Patients undergoing sedation are at risk of airway obstruction and/or respiratory depression, which can result in hypoxia, hypercarbia, or both. , Independent risk factors for sedation-induced hypoxemia include high body mass index (BMI), hypertension, diabetes, heart disease, and procedures that include upper gastrointestinal endoscopy and colonoscopy. Sedation-induced oxyhemoglobin desaturation is accelerated in patients with a reduced functional residual capacity (FRC), including infants and obese patients.

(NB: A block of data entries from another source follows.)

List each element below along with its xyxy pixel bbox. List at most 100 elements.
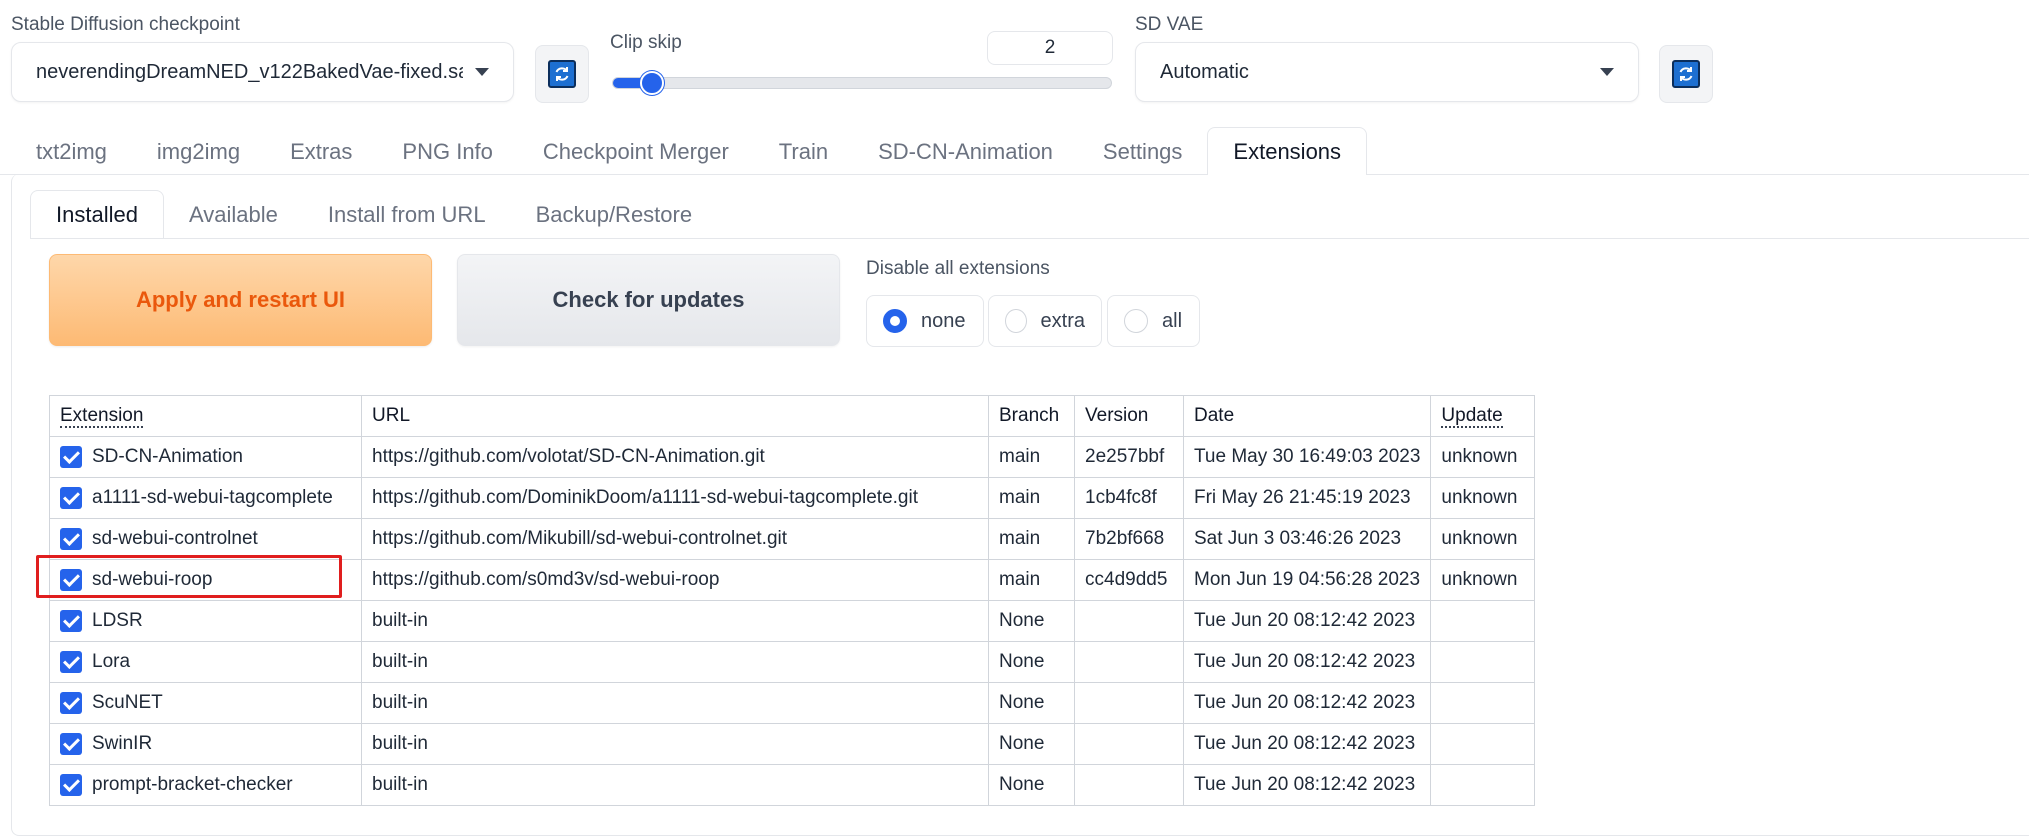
table-header-row: Extension URL Branch Version Date Update: [49, 395, 1536, 437]
check-updates-button[interactable]: Check for updates: [457, 254, 840, 346]
date-cell: Mon Jun 19 04:56:28 2023: [1182, 559, 1432, 601]
checkpoint-value: neverendingDreamNED_v122BakedVae-fixed.s…: [36, 60, 463, 83]
highlight-box: [36, 555, 342, 598]
radio-all[interactable]: all: [1107, 295, 1200, 347]
checkbox-checked-icon[interactable]: [60, 732, 82, 755]
chevron-down-icon: [1600, 68, 1614, 76]
subtabs-baseline: [30, 238, 2029, 239]
branch-cell: None: [988, 641, 1075, 683]
version-cell: [1074, 682, 1184, 724]
checkbox-checked-icon[interactable]: [60, 527, 82, 550]
branch-cell: main: [988, 436, 1075, 478]
version-cell[interactable]: 1cb4fc8f: [1074, 477, 1184, 519]
version-cell: [1074, 641, 1184, 683]
col-url: URL: [361, 395, 989, 437]
url-cell: built-in: [361, 641, 989, 683]
checkbox-checked-icon[interactable]: [60, 486, 82, 509]
disable-all-label: Disable all extensions: [866, 258, 1050, 279]
update-cell: [1430, 764, 1536, 806]
url-cell[interactable]: https://github.com/Mikubill/sd-webui-con…: [361, 518, 989, 560]
branch-cell: None: [988, 682, 1075, 724]
update-cell: unknown: [1430, 518, 1536, 560]
radio-extra[interactable]: extra: [988, 295, 1102, 347]
date-cell: Sat Jun 3 03:46:26 2023: [1182, 518, 1432, 560]
checkbox-checked-icon[interactable]: [60, 773, 82, 796]
checkbox-checked-icon[interactable]: [60, 445, 82, 468]
branch-cell: main: [988, 518, 1075, 560]
branch-cell: main: [988, 559, 1075, 601]
branch-cell: None: [988, 764, 1075, 806]
radio-all-label: all: [1162, 309, 1183, 332]
branch-cell: None: [988, 600, 1075, 642]
vae-dropdown[interactable]: Automatic: [1135, 42, 1639, 102]
checkbox-checked-icon[interactable]: [60, 691, 82, 714]
refresh-checkpoint-button[interactable]: [535, 45, 589, 103]
version-cell[interactable]: 7b2bf668: [1074, 518, 1184, 560]
date-cell: Tue Jun 20 08:12:42 2023: [1182, 723, 1432, 765]
refresh-icon: [548, 60, 576, 88]
extension-cell: a1111-sd-webui-tagcomplete: [49, 477, 362, 519]
radio-all-indicator: [1124, 309, 1148, 333]
refresh-vae-button[interactable]: [1659, 45, 1713, 103]
table-row: SD-CN-Animation https://github.com/volot…: [49, 436, 1536, 478]
tab-png-info[interactable]: PNG Info: [377, 129, 517, 175]
url-cell[interactable]: https://github.com/s0md3v/sd-webui-roop: [361, 559, 989, 601]
col-update[interactable]: Update: [1430, 395, 1536, 437]
version-cell[interactable]: cc4d9dd5: [1074, 559, 1184, 601]
checkpoint-label: Stable Diffusion checkpoint: [11, 14, 240, 35]
update-cell: unknown: [1430, 436, 1536, 478]
tab-checkpoint-merger[interactable]: Checkpoint Merger: [518, 129, 754, 175]
date-cell: Tue May 30 16:49:03 2023: [1182, 436, 1432, 478]
update-cell: [1430, 682, 1536, 724]
update-cell: [1430, 723, 1536, 765]
tab-img2img[interactable]: img2img: [132, 129, 265, 175]
version-cell: [1074, 723, 1184, 765]
tab-settings[interactable]: Settings: [1078, 129, 1208, 175]
refresh-icon: [1672, 60, 1700, 88]
branch-cell: None: [988, 723, 1075, 765]
url-cell: built-in: [361, 764, 989, 806]
url-cell[interactable]: https://github.com/DominikDoom/a1111-sd-…: [361, 477, 989, 519]
tab-extras[interactable]: Extras: [265, 129, 377, 175]
checkbox-checked-icon[interactable]: [60, 650, 82, 673]
chevron-down-icon: [475, 68, 489, 76]
tab-sd-cn-animation[interactable]: SD-CN-Animation: [853, 129, 1078, 175]
url-cell: built-in: [361, 723, 989, 765]
update-cell: unknown: [1430, 559, 1536, 601]
col-extension[interactable]: Extension: [49, 395, 362, 437]
clip-skip-thumb[interactable]: [640, 71, 664, 95]
date-cell: Tue Jun 20 08:12:42 2023: [1182, 764, 1432, 806]
tab-txt2img[interactable]: txt2img: [11, 129, 132, 175]
url-cell[interactable]: https://github.com/volotat/SD-CN-Animati…: [361, 436, 989, 478]
version-cell[interactable]: 2e257bbf: [1074, 436, 1184, 478]
branch-cell: main: [988, 477, 1075, 519]
table-row: sd-webui-controlnet https://github.com/M…: [49, 518, 1536, 560]
vae-value: Automatic: [1160, 60, 1249, 83]
date-cell: Tue Jun 20 08:12:42 2023: [1182, 682, 1432, 724]
tab-train[interactable]: Train: [754, 129, 853, 175]
table-row: ScuNET built-in None Tue Jun 20 08:12:42…: [49, 682, 1536, 724]
subtab-install-from-url[interactable]: Install from URL: [303, 192, 511, 238]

Management of respiratory depression, apnea, or airway obstruction includes verbal or physical stimulation to breathe, reversal of sedation, insertion of an oral or nasopharyngeal airway, or mechanical ventilatory support using bag-mask ventilation, insertion of a supraglottic airway (SGA), or tracheal intubation. Another respiratory complication of sedation is aspiration, which is more likely in patients with symptomatic gastroesophageal reflux, gastric outlet obstruction, gastric stasis, gastrointestinal bleeding, and inadequate fasting times.